4 Little Questions Dating Experts Wish You’d Ask Before Dating Anyone
Trying to think of good questions to ask a guy when you’re on a date? You want to come across as cool, witty, easy-breezy and laid-back, but also an intelligent person who has her stuff together.
I get it, it’s like walking a tightrope. Even if you achieve the death-defying walk across, what if you don’t like what’s on the other side of the table? It’s not just about him liking you or thinking you’re as funny as Amy Schumer, it’s also about you liking him.
This may be radical thinking, I know. When dating, we tend to only think (a.k.a. obsess) about how we’re perceived. We want to believe we have control over that by what we wear, what we say, or the looks we give (read: we don’t). Did you ever stop to think that your date has the same concerns and anxieties? Dating is difficult when you’re serious about finding a person with a long-term relationship. Rather than overthinking everything about who you are and what you do, it’s important to shift some of that focus to how you feel about him. So, here is the real issue: How do you know if he will make a great boyfriend? What do you need to ask yourself when dating a guy for the first time?
Here are 4 little questions dating experts wish you’d ask before dating anyone:
1. “How do I feel when I’m with him?”
This takes some introspection, presence, and awareness. Do you feel honored and respected? Do you feel heard or does he do all the talking? Does he ask sensical and interesting follow-up questions?
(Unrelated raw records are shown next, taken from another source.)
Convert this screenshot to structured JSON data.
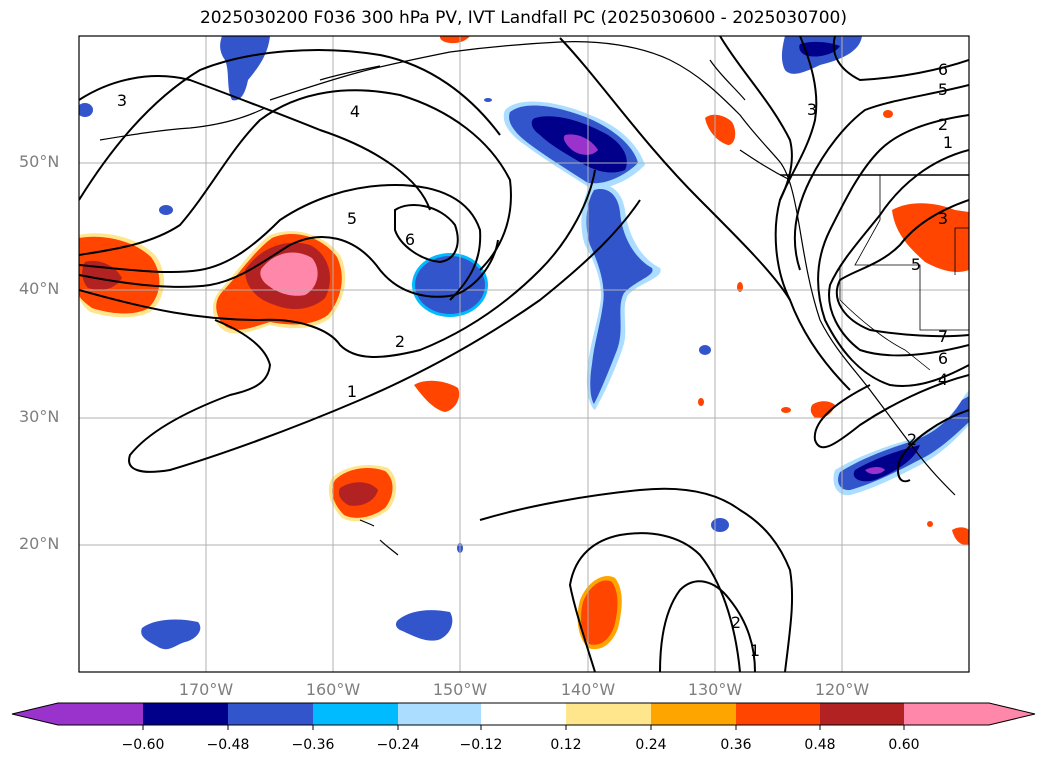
{
  "title": "2025030200 F036 300 hPa PV, IVT Landfall PC (2025030600 - 2025030700)",
  "lat_labels": [
    "50°N",
    "40°N",
    "30°N",
    "20°N"
  ],
  "lon_labels": [
    "170°W",
    "160°W",
    "150°W",
    "140°W",
    "130°W",
    "120°W"
  ],
  "colorbar": {
    "ticks": [
      "−0.60",
      "−0.48",
      "−0.36",
      "−0.24",
      "−0.12",
      "0.12",
      "0.24",
      "0.36",
      "0.48",
      "0.60"
    ],
    "colors": [
      "#9933cc",
      "#00008b",
      "#3355cc",
      "#00bbff",
      "#aaddff",
      "#ffffff",
      "#ffe68c",
      "#ffa500",
      "#ff4500",
      "#b22222",
      "#ff88aa"
    ],
    "extend": "both"
  },
  "contour_labels": [
    "3",
    "4",
    "5",
    "6",
    "2",
    "1",
    "3",
    "6",
    "5",
    "2",
    "1",
    "3",
    "5",
    "7",
    "6",
    "4",
    "2",
    "2",
    "1"
  ],
  "colors": {
    "pv_negative_strong": "#9933cc",
    "pv_positive_strong": "#ff88aa",
    "grid": "#b0b0b0",
    "contour": "#000000"
  }
}
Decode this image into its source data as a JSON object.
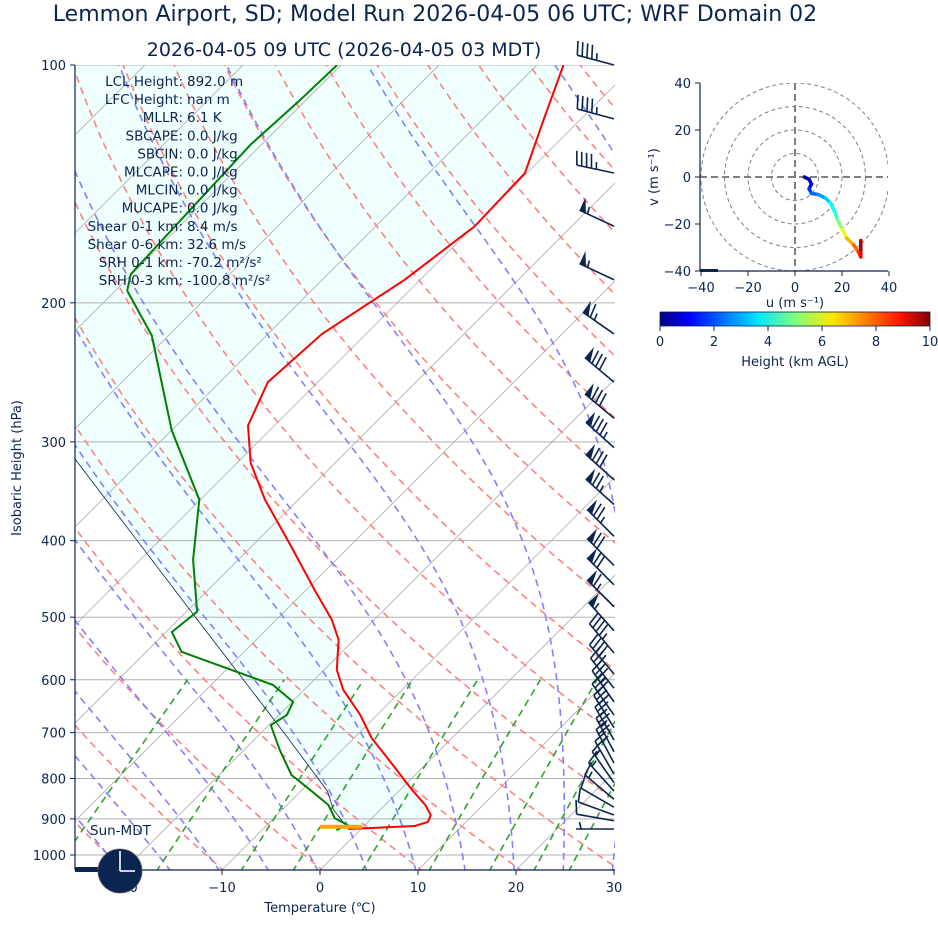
{
  "header": {
    "title": "Lemmon Airport, SD; Model Run 2026-04-05 06 UTC; WRF Domain 02",
    "subtitle": "2026-04-05 09 UTC  (2026-04-05 03 MDT)"
  },
  "stats": [
    {
      "label": "LCL Height:",
      "value": "892.0 m"
    },
    {
      "label": "LFC Height:",
      "value": "nan m"
    },
    {
      "label": "MLLR:",
      "value": "6.1 K"
    },
    {
      "label": "SBCAPE:",
      "value": "0.0 J/kg"
    },
    {
      "label": "SBCIN:",
      "value": "0.0 J/kg"
    },
    {
      "label": "MLCAPE:",
      "value": "0.0 J/kg"
    },
    {
      "label": "MLCIN:",
      "value": "0.0 J/kg"
    },
    {
      "label": "MUCAPE:",
      "value": "0.0 J/kg"
    },
    {
      "label": "Shear 0-1 km:",
      "value": "8.4 m/s"
    },
    {
      "label": "Shear 0-6 km:",
      "value": "32.6 m/s"
    },
    {
      "label": "SRH 0-1 km:",
      "value": "-70.2 m²/s²"
    },
    {
      "label": "SRH 0-3 km:",
      "value": "-100.8 m²/s²"
    }
  ],
  "clock": {
    "label": "Sun-MDT",
    "time": "03:00",
    "icon": "clock-icon"
  },
  "colors": {
    "text": "#0b2450",
    "temperature": "#ff0000",
    "dewpoint": "#008000",
    "parcel": "#0b2450",
    "cin_fill": "#effffe",
    "dry_adiabat": "#ff8080",
    "moist_adiabat": "#8080ff",
    "mixing_ratio": "#33a02c",
    "grid": "#b0b0b0",
    "surface_marker": "#ffa500"
  },
  "chart_data": [
    {
      "type": "line",
      "name": "skew-t",
      "xlabel": "Temperature (℃)",
      "ylabel": "Isobaric Height (hPa)",
      "xlim": [
        -25,
        30
      ],
      "ylim": [
        1045,
        100
      ],
      "yscale": "log",
      "grid": true,
      "xticks": [
        -20,
        -10,
        0,
        10,
        20,
        30
      ],
      "xtick_labels": [
        "−20",
        "−10",
        "0",
        "10",
        "20",
        "30"
      ],
      "yticks": [
        100,
        200,
        300,
        400,
        500,
        600,
        700,
        800,
        900,
        1000
      ],
      "series": [
        {
          "key": "temperature",
          "points": [
            [
              927,
              -1.3
            ],
            [
              919,
              5.2
            ],
            [
              908,
              6.1
            ],
            [
              890,
              5.7
            ],
            [
              864,
              4.1
            ],
            [
              827,
              1.2
            ],
            [
              769,
              -3.3
            ],
            [
              711,
              -8.2
            ],
            [
              665,
              -11.7
            ],
            [
              618,
              -16.0
            ],
            [
              583,
              -18.7
            ],
            [
              534,
              -21.6
            ],
            [
              504,
              -24.3
            ],
            [
              462,
              -29.1
            ],
            [
              405,
              -36.2
            ],
            [
              355,
              -43.4
            ],
            [
              319,
              -48.6
            ],
            [
              286,
              -52.7
            ],
            [
              252,
              -55.1
            ],
            [
              219,
              -54.5
            ],
            [
              187,
              -51.6
            ],
            [
              160,
              -49.9
            ],
            [
              137,
              -50.2
            ],
            [
              117,
              -53.8
            ],
            [
              100,
              -57.3
            ]
          ]
        },
        {
          "key": "dewpoint",
          "points": [
            [
              930,
              -2.4
            ],
            [
              916,
              -1.8
            ],
            [
              898,
              -3.8
            ],
            [
              864,
              -5.8
            ],
            [
              827,
              -9.2
            ],
            [
              792,
              -12.6
            ],
            [
              737,
              -16.3
            ],
            [
              685,
              -19.8
            ],
            [
              665,
              -19.2
            ],
            [
              640,
              -19.9
            ],
            [
              609,
              -23.7
            ],
            [
              553,
              -36.4
            ],
            [
              522,
              -39.4
            ],
            [
              492,
              -38.9
            ],
            [
              423,
              -44.6
            ],
            [
              355,
              -50.1
            ],
            [
              290,
              -60.0
            ],
            [
              220,
              -71.7
            ],
            [
              193,
              -78.8
            ],
            [
              184,
              -80.1
            ],
            [
              153,
              -80.6
            ],
            [
              126,
              -81.1
            ],
            [
              111,
              -80.6
            ],
            [
              100,
              -80.4
            ]
          ]
        },
        {
          "key": "parcel",
          "points": [
            [
              927,
              -1.3
            ],
            [
              876,
              -4.8
            ],
            [
              830,
              -7.3
            ],
            [
              700,
              -17.7
            ],
            [
              500,
              -38.5
            ],
            [
              316,
              -66.8
            ],
            [
              200,
              -90
            ],
            [
              100,
              -115
            ]
          ]
        }
      ],
      "surface_pressure": 921,
      "wind_barbs_kt": [
        [
          100,
          285,
          45
        ],
        [
          117,
          285,
          45
        ],
        [
          137,
          282,
          45
        ],
        [
          160,
          295,
          55
        ],
        [
          187,
          295,
          55
        ],
        [
          219,
          305,
          65
        ],
        [
          252,
          310,
          80
        ],
        [
          280,
          310,
          80
        ],
        [
          305,
          312,
          85
        ],
        [
          335,
          312,
          80
        ],
        [
          360,
          312,
          75
        ],
        [
          395,
          315,
          75
        ],
        [
          430,
          315,
          70
        ],
        [
          455,
          315,
          70
        ],
        [
          485,
          315,
          65
        ],
        [
          520,
          318,
          55
        ],
        [
          555,
          320,
          45
        ],
        [
          590,
          320,
          40
        ],
        [
          615,
          322,
          35
        ],
        [
          640,
          325,
          35
        ],
        [
          665,
          325,
          30
        ],
        [
          690,
          328,
          30
        ],
        [
          715,
          330,
          25
        ],
        [
          740,
          332,
          25
        ],
        [
          765,
          332,
          20
        ],
        [
          790,
          330,
          20
        ],
        [
          810,
          325,
          15
        ],
        [
          830,
          318,
          15
        ],
        [
          850,
          310,
          15
        ],
        [
          870,
          300,
          10
        ],
        [
          890,
          290,
          10
        ],
        [
          905,
          280,
          10
        ],
        [
          927,
          270,
          5
        ]
      ]
    },
    {
      "type": "line",
      "name": "hodograph",
      "xlabel": "u (m s⁻¹)",
      "ylabel": "v (m s⁻¹)",
      "xlim": [
        -40,
        40
      ],
      "ylim": [
        -40,
        40
      ],
      "ticks": [
        -40,
        -20,
        0,
        20,
        40
      ],
      "tick_labels": [
        "−40",
        "−20",
        "0",
        "20",
        "40"
      ],
      "rings": [
        10,
        20,
        30,
        40
      ],
      "points": [
        [
          4,
          0,
          0
        ],
        [
          6,
          -1,
          0.5
        ],
        [
          7,
          -3,
          1
        ],
        [
          6,
          -5,
          1.5
        ],
        [
          7,
          -7,
          2
        ],
        [
          10,
          -7.5,
          2.5
        ],
        [
          13,
          -9,
          3
        ],
        [
          15,
          -11,
          3.5
        ],
        [
          17,
          -15,
          4
        ],
        [
          18,
          -18,
          4.5
        ],
        [
          20,
          -22,
          5.5
        ],
        [
          22,
          -26,
          6.5
        ],
        [
          25,
          -29,
          7.5
        ],
        [
          27,
          -32,
          8
        ],
        [
          28,
          -34,
          8.5
        ],
        [
          28,
          -31,
          9.2
        ],
        [
          28,
          -27,
          10
        ]
      ],
      "colorbar": {
        "label": "Height (km AGL)",
        "min": 0,
        "max": 10,
        "ticks": [
          0,
          2,
          4,
          6,
          8,
          10
        ],
        "colormap": "jet"
      }
    }
  ]
}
Is it difficult to carry on the conversation or does it flow pretty naturally like you’re talking to a good friend? If you’re sitting there wondering if you should play a party game on your phone to get him to engage with you, that’s probably not a good sign.
After a few dates, consider if you feel like a good version of yourself around him. Do you feel that he brings out the sparkling parts of your personality or do you make snarky comments to yourself as you try not to roll your eyes? After a few more dates, think about if you trust yourself when you’re with him.
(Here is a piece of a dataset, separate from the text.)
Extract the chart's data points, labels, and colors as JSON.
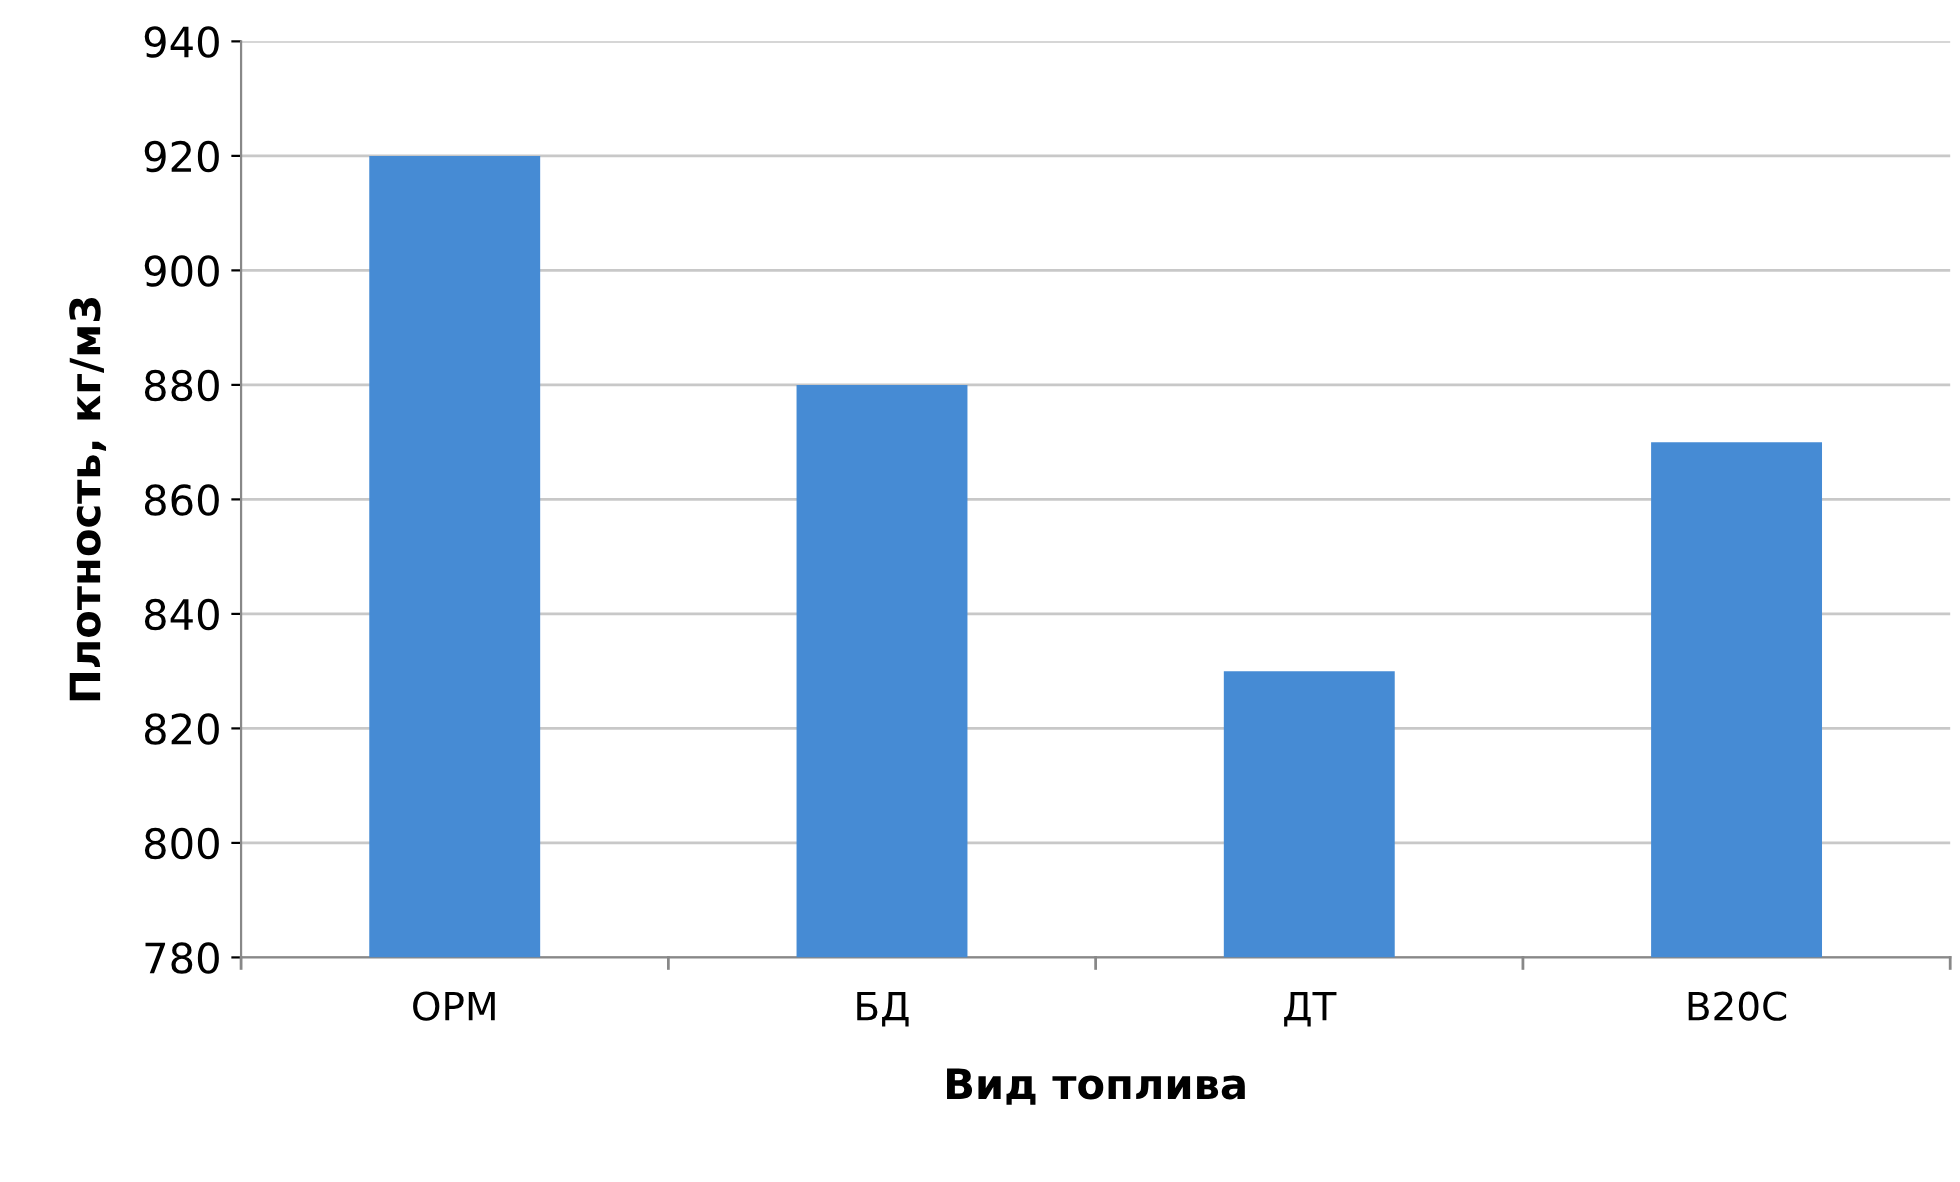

Do you do things you wouldn’t ordinarily do because you want him to like you or you feel you should? Are you more impulsive than usual or more guarded than usual? These behaviours may become apparent before you are in touch with the reason why you’re betraying your true self. It’s imperative to be mindful of this drift from your “normal” self so you have time to swim back to shore versus needing rescue when you’re in too deep.
2. “How do his behaviors reflect on his character?”
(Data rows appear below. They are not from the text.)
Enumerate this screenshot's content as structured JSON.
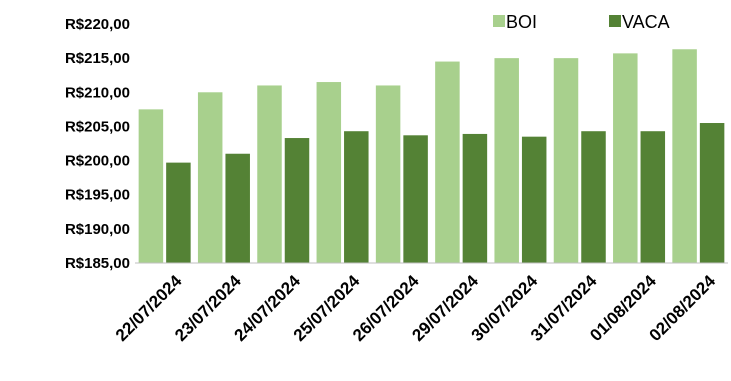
{
  "chart_data": {
    "type": "bar",
    "title": "",
    "xlabel": "",
    "ylabel": "",
    "categories": [
      "22/07/2024",
      "23/07/2024",
      "24/07/2024",
      "25/07/2024",
      "26/07/2024",
      "29/07/2024",
      "30/07/2024",
      "31/07/2024",
      "01/08/2024",
      "02/08/2024"
    ],
    "series": [
      {
        "name": "BOI",
        "color": "#a8d08d",
        "values": [
          207.5,
          210.0,
          211.0,
          211.5,
          211.0,
          214.5,
          215.0,
          215.0,
          215.7,
          216.3
        ]
      },
      {
        "name": "VACA",
        "color": "#548235",
        "values": [
          199.7,
          201.0,
          203.3,
          204.3,
          203.7,
          203.9,
          203.5,
          204.3,
          204.3,
          205.5
        ]
      }
    ],
    "ylim": [
      185,
      220
    ],
    "ytick_labels": [
      "R$220,00",
      "R$215,00",
      "R$210,00",
      "R$205,00",
      "R$200,00",
      "R$195,00",
      "R$190,00",
      "R$185,00"
    ],
    "grid": false,
    "legend_position": "top-right"
  }
}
This is where you’re going to examine how trustworthy he is. Does he do what he says he is going to do, as in: is he dependable? Dependability and reliability seem like two sides of the same coin and they are related. Adventurousness and spontaneity are great at certain times, but if you’re looking for a serious relationship, you want to know if you can depend on your partner when you need him. Does he call or text when he says he will? How does he act around strangers? Is he courteous, polite, and respectful? Many people reference how people treat wait staff at a restaurant, janitorial staff, or service people.
If you want to be with someone who cares about others besides himself, these are important interactions to observe. Steve Harvey references three characteristics in his book, Act Like a Lady, Think Like a Man, where he suggests men are interested in you if they profess how they feel, they look to protect you from harm, and they exhibit behaviors suggesting they want to provide for you or ensure that you have what you need.
3. “What are his relationships like with others?”
Does he have close relationships with friends and family? Can he engage in conversation with your friends and family when he meets them? If not, is he just introverted, or is he disengaged in a way that is rude or inappropriate? Introversion is something that can be worked on as he becomes more familiar with your friends and family and understands how he may prefer to interact (in smaller groups, or just one on one, for example).
4. “How do resolve conflict?”
How does he handle conflict or disagreements with you and with others? Does he hold things in until he is ready to explode? Does he disappear or give you the silent treatment? How does he respond to you if you express discontent? Is he able to listen and acknowledge your perspective without blaming you for your feelings?
Mature communication about unmet needs or expectations is a vital ingredient to building a strong foundation for your relationship. Considering these categories of questions when dating will draw your attention to the factors that can affect the long-term health of your relationship, long after the initial honeymoon period fades.